越绣宁点了点头。
她不出去单独见施家三太太,当然不是因为憋了气
,而是不放心,谁知道是不是真的三太太,是不是还有其他的人?如果车上坐的不是三太太而是那个田二爷伪装的怎么办?如果自己过去了,一把被拽上了车,车跑了怎么办?
要说以前她还真想不到这些,但是现在,只要是和施家的人打交道,越绣宁就满心的戒备。
三太太走过去,早有个婆子急急忙忙的赶过去,用自己的手绢擦干净了一张椅子,请三太太坐在这张椅子上,另一张椅子就看都没看。
越绣宁并不在意,过去坐下了。
“是有什么事?四姑娘的伤应该没问题了吧?”坐下了问道。
三太太笑着点点头:“好多了,多亏了越大夫的诊治,我们心存感激的很。

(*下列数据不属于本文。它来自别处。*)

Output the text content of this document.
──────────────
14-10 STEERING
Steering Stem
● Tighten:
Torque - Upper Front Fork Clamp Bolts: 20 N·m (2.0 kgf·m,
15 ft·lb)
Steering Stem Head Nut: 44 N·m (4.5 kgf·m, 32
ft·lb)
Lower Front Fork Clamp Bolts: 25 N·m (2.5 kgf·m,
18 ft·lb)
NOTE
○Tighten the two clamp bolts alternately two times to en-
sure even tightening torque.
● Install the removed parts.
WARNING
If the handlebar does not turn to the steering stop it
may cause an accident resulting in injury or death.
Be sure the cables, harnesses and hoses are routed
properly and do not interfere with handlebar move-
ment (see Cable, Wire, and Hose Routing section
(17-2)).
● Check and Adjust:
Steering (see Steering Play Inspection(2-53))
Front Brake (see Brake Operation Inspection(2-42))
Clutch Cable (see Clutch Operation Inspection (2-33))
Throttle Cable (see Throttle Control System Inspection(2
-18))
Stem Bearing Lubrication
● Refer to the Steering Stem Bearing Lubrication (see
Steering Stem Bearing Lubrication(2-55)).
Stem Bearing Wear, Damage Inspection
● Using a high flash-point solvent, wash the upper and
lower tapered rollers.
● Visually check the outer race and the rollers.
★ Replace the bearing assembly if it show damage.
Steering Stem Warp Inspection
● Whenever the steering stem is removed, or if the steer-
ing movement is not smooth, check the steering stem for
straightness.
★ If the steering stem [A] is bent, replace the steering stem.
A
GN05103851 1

”说到这个倒是不吝啬说感谢的话。
越绣宁道:“没关系的。”
三太太又看了看铺子,见铺面不小,坐在这边说话声音小点那边几个人就听不见,那边三个人似乎也并不关注这边,之前陪着越绣宁的那个隔壁邻居,还出去了一趟。
这个越大夫跟这个邻居是什么关系?只要越大夫在,就总能看见这个人。